How do Debt Collection Agencies Work

One way debt collectors operate, companies such as Allied Interstate, is that they have paid the original lender for the right to collect the debt. What does this really mean?

For instance, assume you owe credit card company A $5,000. For whatever reason, you can’t pay, and in this economy it’s not hard to come up with a reason. It could be job loss, over-extension of purchases, medical issues, etc., whatever it is, you have rung up debt to the point where you can’t pay the original lender. What do they do?

The credit card company will hound you for six months to a year, by sending bills in the mail, and making phone calls. Okay, you are starting to get annoyed, and you have told them that you just can’t pay, right? First off, don’t worry. Worrying won’t make the bill go away, and will just get you upset, so what to do?

If you have told the bank you just can’t pay because you lost your job, or whatever reason you have, and they are still trying to collect from you, then you will have to delay them. Realize that it will hurt your credit score, but you knew that in the first place, right? So what does the lender do? They sell the debt to a collection agency. Just what does this mean?

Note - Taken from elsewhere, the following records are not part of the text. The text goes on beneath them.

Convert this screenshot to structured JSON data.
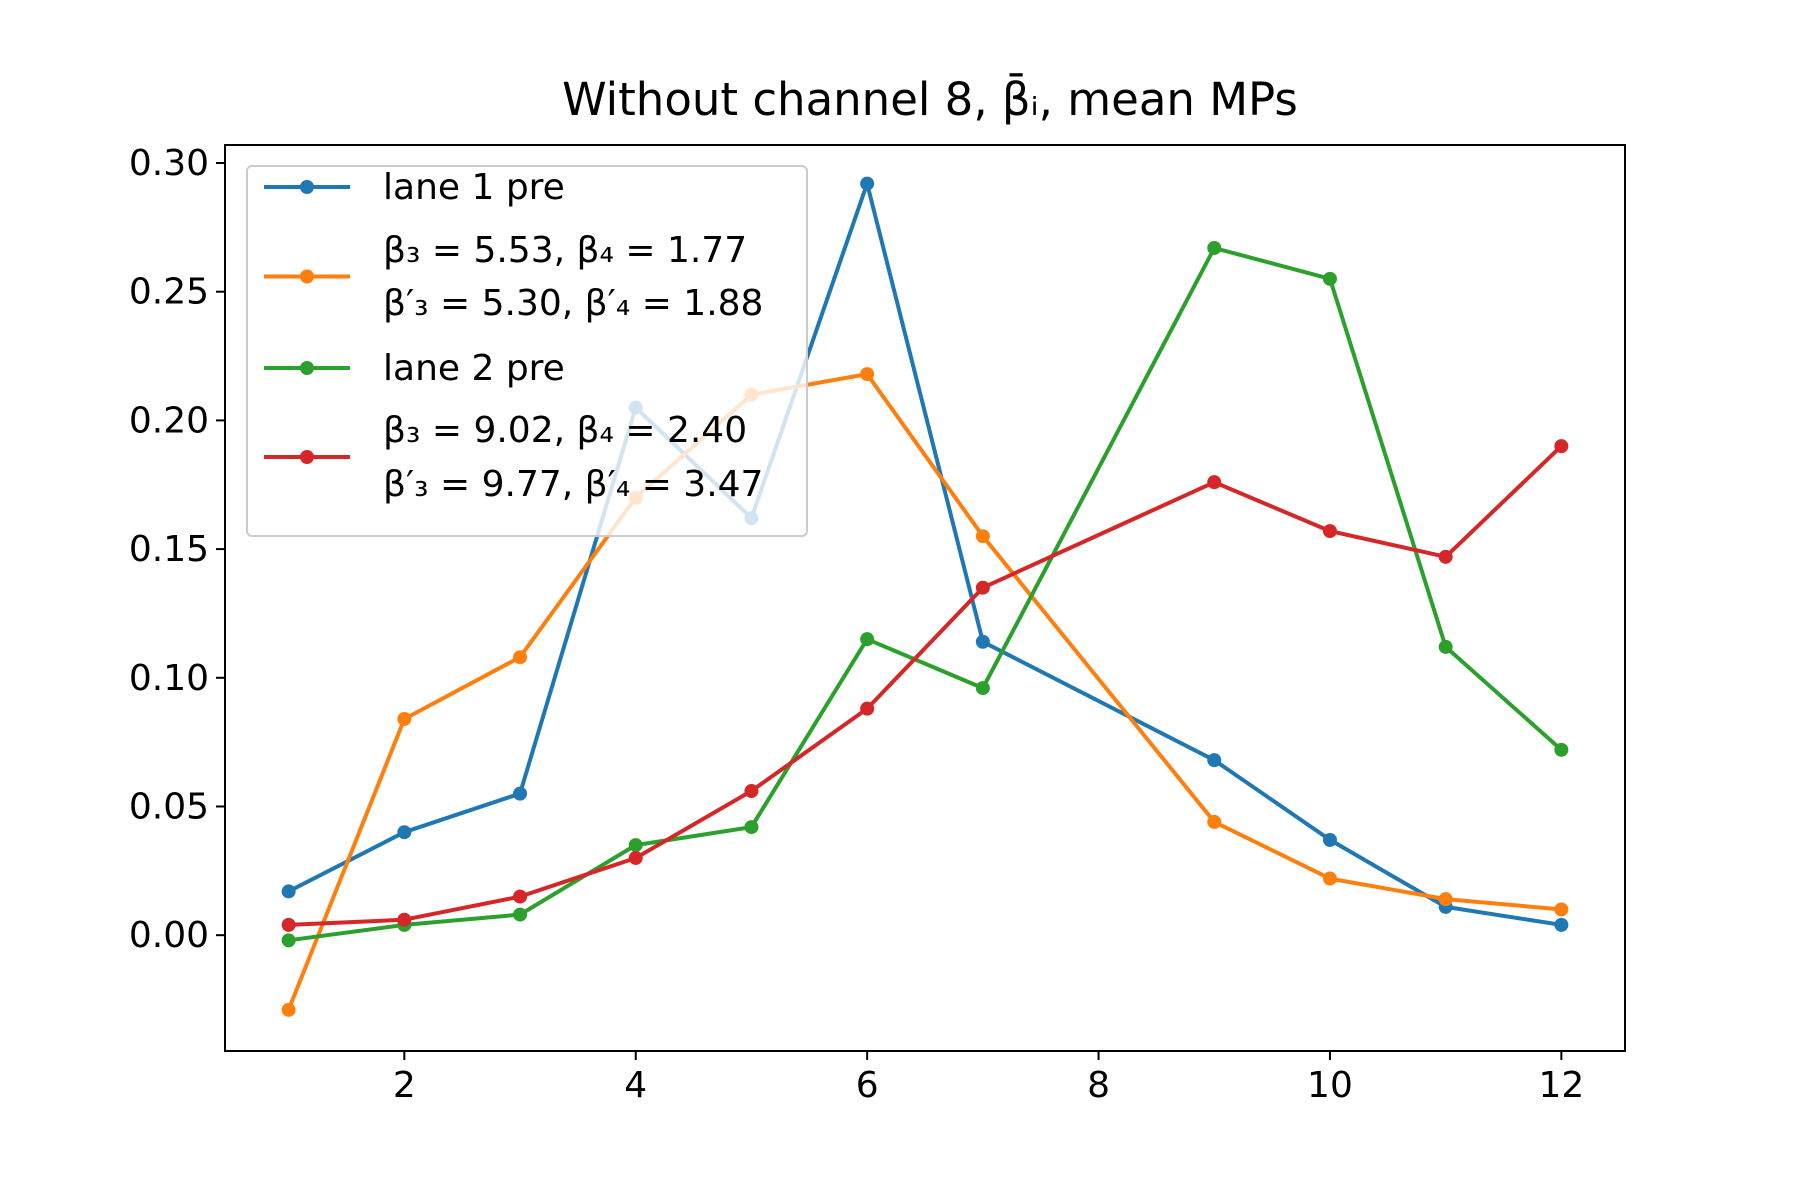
{
  "chart_data": {
    "type": "line",
    "title": "Without channel 8, β̄ᵢ, mean MPs",
    "xlabel": "",
    "ylabel": "",
    "xlim": [
      0.45,
      12.55
    ],
    "ylim": [
      -0.045,
      0.307
    ],
    "x_ticks": [
      "2",
      "4",
      "6",
      "8",
      "10",
      "12"
    ],
    "y_ticks": [
      "0.00",
      "0.05",
      "0.10",
      "0.15",
      "0.20",
      "0.25",
      "0.30"
    ],
    "grid": false,
    "legend_position": "upper-left",
    "series": [
      {
        "name": "lane 1 pre",
        "color": "#1f77b4",
        "x": [
          1,
          2,
          3,
          4,
          5,
          6,
          7,
          9,
          10,
          11,
          12
        ],
        "y": [
          0.017,
          0.04,
          0.055,
          0.205,
          0.162,
          0.292,
          0.114,
          0.068,
          0.037,
          0.011,
          0.004
        ]
      },
      {
        "name_lines": [
          "β₃ = 5.53, β₄ = 1.77",
          "β′₃ = 5.30, β′₄ = 1.88"
        ],
        "color": "#ff7f0e",
        "x": [
          1,
          2,
          3,
          4,
          5,
          6,
          7,
          9,
          10,
          11,
          12
        ],
        "y": [
          -0.029,
          0.084,
          0.108,
          0.17,
          0.21,
          0.218,
          0.155,
          0.044,
          0.022,
          0.014,
          0.01
        ]
      },
      {
        "name": "lane 2 pre",
        "color": "#2ca02c",
        "x": [
          1,
          2,
          3,
          4,
          5,
          6,
          7,
          9,
          10,
          11,
          12
        ],
        "y": [
          -0.002,
          0.004,
          0.008,
          0.035,
          0.042,
          0.115,
          0.096,
          0.267,
          0.255,
          0.112,
          0.072
        ]
      },
      {
        "name_lines": [
          "β₃ = 9.02, β₄ = 2.40",
          "β′₃ = 9.77, β′₄ = 3.47"
        ],
        "color": "#d62728",
        "x": [
          1,
          2,
          3,
          4,
          5,
          6,
          7,
          9,
          10,
          11,
          12
        ],
        "y": [
          0.004,
          0.006,
          0.015,
          0.03,
          0.056,
          0.088,
          0.135,
          0.176,
          0.157,
          0.147,
          0.19
        ]
      }
    ]
  }
}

A collection agency makes it’s money by trying to collect the debt of people that owe money to companies. You didn’t borrow money from the collection agency, but they have “paid” for the right to collect the debt. They actually purchase the debt from the bank or original lender for pennies on the dollar. Then the collection agency makes it their business to try and collect the debt. They have all sorts of creative ways to do this, and some are downright illegal. These involve threats, harassing phone calls at all hours, threatening letters, etc. What to do? The best course of action is to not have any dealing with them whatsoever. What does this mean?

It means, no talking to them on the phone. Change your phone number if you have to, but do not, repeat do not speak to them! Nothing good comes from speaking to them, as you can’t pay the bill, correct? So don’t even bother with them. It doesn’t matter what they send in the mail, or if they have a lawyer sending it, or if they are trying to get you on the phone, have nothing to do with them. Why?

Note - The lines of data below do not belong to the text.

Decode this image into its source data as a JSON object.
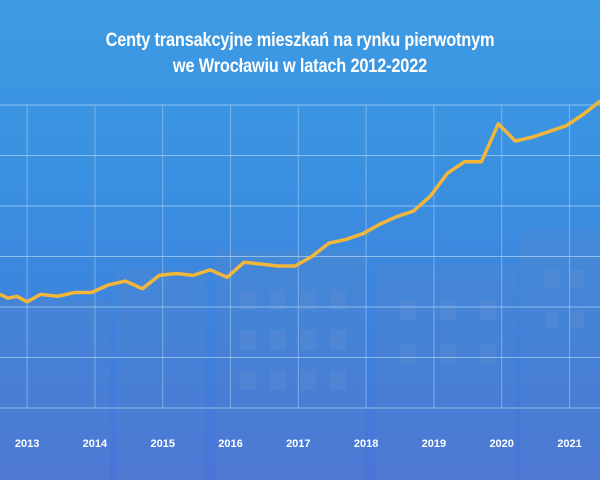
{
  "title_line1": "Centy transakcyjne mieszkań na rynku pierwotnym",
  "title_line2": "we Wrocławiu w latach 2012-2022",
  "colors": {
    "line": "#f2b73a",
    "grid": "#a9d0f5",
    "text": "#ffffff"
  },
  "chart_data": {
    "type": "line",
    "title": "Centy transakcyjne mieszkań na rynku pierwotnym we Wrocławiu w latach 2012-2022",
    "xlabel": "",
    "ylabel": "",
    "x_tick_labels": [
      "2013",
      "2014",
      "2015",
      "2016",
      "2017",
      "2018",
      "2019",
      "2020",
      "2021"
    ],
    "xlim": [
      2012.6,
      2021.45
    ],
    "ylim": [
      0,
      8
    ],
    "grid": true,
    "legend": "none",
    "series": [
      {
        "x": [
          2012.6,
          2012.72,
          2012.85,
          2013.0,
          2013.2,
          2013.45,
          2013.7,
          2013.95,
          2014.2,
          2014.45,
          2014.7,
          2014.95,
          2015.2,
          2015.45,
          2015.7,
          2015.95,
          2016.2,
          2016.45,
          2016.7,
          2016.95,
          2017.2,
          2017.45,
          2017.7,
          2017.95,
          2018.2,
          2018.45,
          2018.7,
          2018.95,
          2019.2,
          2019.45,
          2019.7,
          2019.95,
          2020.2,
          2020.45,
          2020.7,
          2020.95,
          2021.2,
          2021.45
        ],
        "values": [
          3.0,
          2.9,
          2.95,
          2.8,
          3.0,
          2.95,
          3.05,
          3.05,
          3.25,
          3.35,
          3.15,
          3.5,
          3.55,
          3.5,
          3.65,
          3.45,
          3.85,
          3.8,
          3.75,
          3.75,
          4.0,
          4.35,
          4.45,
          4.6,
          4.85,
          5.05,
          5.2,
          5.6,
          6.2,
          6.5,
          6.5,
          7.5,
          7.05,
          7.15,
          7.3,
          7.45,
          7.75,
          8.1
        ]
      }
    ]
  }
}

The fact of the matter is that all states have what is called a statue of limitations on debt. This means that in California for instance, the original company, or the lender, has three years to collect the debt from you. That’s it, just three years. After the three years is up, they might as well call your neighbor, because the original contract is null and void. Some states, such as Massachusetts might have up to five years, although this can change at will, so it behooves you to check out whatever state you live in. Now this doesn’t mean the unpaid loan won’t end up on your credit report, it will. But it will disappear off of your credit report like a bankruptcy after 7 to 10 years.

So don’t fall for the advertisements you hear on the TV or radio that state differently. Nothing is going to change this, unless the law is changed. The worst thing one can do is to fall for these debt relief agencies that promise the world regarding your debt. They want money, as they are a business. They are one step below a loan shark in fact. Not only will they promise to relieve your debt for a fee, they also promise not to have anything showing up on your credit report, and they lie. So ignore them.

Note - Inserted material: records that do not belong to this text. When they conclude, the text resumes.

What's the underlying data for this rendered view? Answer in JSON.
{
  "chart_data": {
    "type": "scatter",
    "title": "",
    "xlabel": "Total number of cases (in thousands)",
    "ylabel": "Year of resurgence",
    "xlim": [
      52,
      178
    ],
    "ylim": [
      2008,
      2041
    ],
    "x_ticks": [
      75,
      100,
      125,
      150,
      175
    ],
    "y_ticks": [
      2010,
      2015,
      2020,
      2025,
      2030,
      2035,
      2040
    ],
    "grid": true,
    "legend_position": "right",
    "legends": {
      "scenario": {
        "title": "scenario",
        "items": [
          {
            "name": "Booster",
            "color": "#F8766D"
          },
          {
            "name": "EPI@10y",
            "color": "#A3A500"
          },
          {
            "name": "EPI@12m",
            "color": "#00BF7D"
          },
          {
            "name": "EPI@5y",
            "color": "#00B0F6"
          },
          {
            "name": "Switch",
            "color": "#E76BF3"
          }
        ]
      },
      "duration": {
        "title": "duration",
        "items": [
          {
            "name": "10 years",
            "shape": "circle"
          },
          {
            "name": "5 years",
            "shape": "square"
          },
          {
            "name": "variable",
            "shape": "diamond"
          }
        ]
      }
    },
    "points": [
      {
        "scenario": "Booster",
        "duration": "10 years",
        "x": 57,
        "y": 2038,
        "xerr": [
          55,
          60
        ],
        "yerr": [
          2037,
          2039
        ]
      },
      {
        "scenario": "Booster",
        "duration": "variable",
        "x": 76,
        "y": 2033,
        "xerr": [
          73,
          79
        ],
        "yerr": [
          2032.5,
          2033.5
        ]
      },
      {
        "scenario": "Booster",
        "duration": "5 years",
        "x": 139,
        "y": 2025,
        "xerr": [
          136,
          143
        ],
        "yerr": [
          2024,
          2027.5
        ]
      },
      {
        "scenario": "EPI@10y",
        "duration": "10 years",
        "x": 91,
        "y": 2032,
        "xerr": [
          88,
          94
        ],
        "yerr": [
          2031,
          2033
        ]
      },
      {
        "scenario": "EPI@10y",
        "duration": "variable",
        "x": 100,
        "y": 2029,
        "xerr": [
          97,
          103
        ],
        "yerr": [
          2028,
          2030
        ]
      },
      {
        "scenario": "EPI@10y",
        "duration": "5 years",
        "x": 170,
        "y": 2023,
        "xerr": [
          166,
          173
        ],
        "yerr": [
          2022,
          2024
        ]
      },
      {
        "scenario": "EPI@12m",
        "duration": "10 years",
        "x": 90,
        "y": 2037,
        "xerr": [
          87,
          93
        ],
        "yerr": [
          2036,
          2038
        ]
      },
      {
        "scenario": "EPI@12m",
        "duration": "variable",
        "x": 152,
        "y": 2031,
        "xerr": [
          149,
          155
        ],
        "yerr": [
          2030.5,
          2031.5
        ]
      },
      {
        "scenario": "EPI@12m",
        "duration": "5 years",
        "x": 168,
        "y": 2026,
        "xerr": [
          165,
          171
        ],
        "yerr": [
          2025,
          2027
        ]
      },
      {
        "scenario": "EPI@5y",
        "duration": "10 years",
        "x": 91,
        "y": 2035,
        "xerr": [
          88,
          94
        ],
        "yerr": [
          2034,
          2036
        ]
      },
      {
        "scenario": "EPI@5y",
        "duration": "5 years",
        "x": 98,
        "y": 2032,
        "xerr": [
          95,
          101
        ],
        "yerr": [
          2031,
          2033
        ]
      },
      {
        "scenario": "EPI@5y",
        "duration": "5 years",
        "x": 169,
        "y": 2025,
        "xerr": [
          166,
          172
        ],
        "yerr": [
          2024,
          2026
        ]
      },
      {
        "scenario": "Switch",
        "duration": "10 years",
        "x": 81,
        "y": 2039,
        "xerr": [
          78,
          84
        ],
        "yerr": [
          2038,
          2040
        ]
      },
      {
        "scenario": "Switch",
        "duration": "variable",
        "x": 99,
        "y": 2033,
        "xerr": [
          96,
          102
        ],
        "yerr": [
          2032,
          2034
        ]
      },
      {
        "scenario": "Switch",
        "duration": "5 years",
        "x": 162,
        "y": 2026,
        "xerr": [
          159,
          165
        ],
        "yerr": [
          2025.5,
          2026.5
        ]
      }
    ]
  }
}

The best advice is to not get into this mess in the first place, but this is Monday-morning quarterbacking of course. The fact is you accumulated this debt, you can’t pay, and now you must suffer the consequences. But it is not as bad as you might think. We don’t have debtor’s prisons like in old England anymore, so you will have a mark on your credit history, but it will come off in the future. Just don’t fall into the same trap in the future. Pay with cash, forget about the credit cards, and try to be more responsible with your purchases in the future.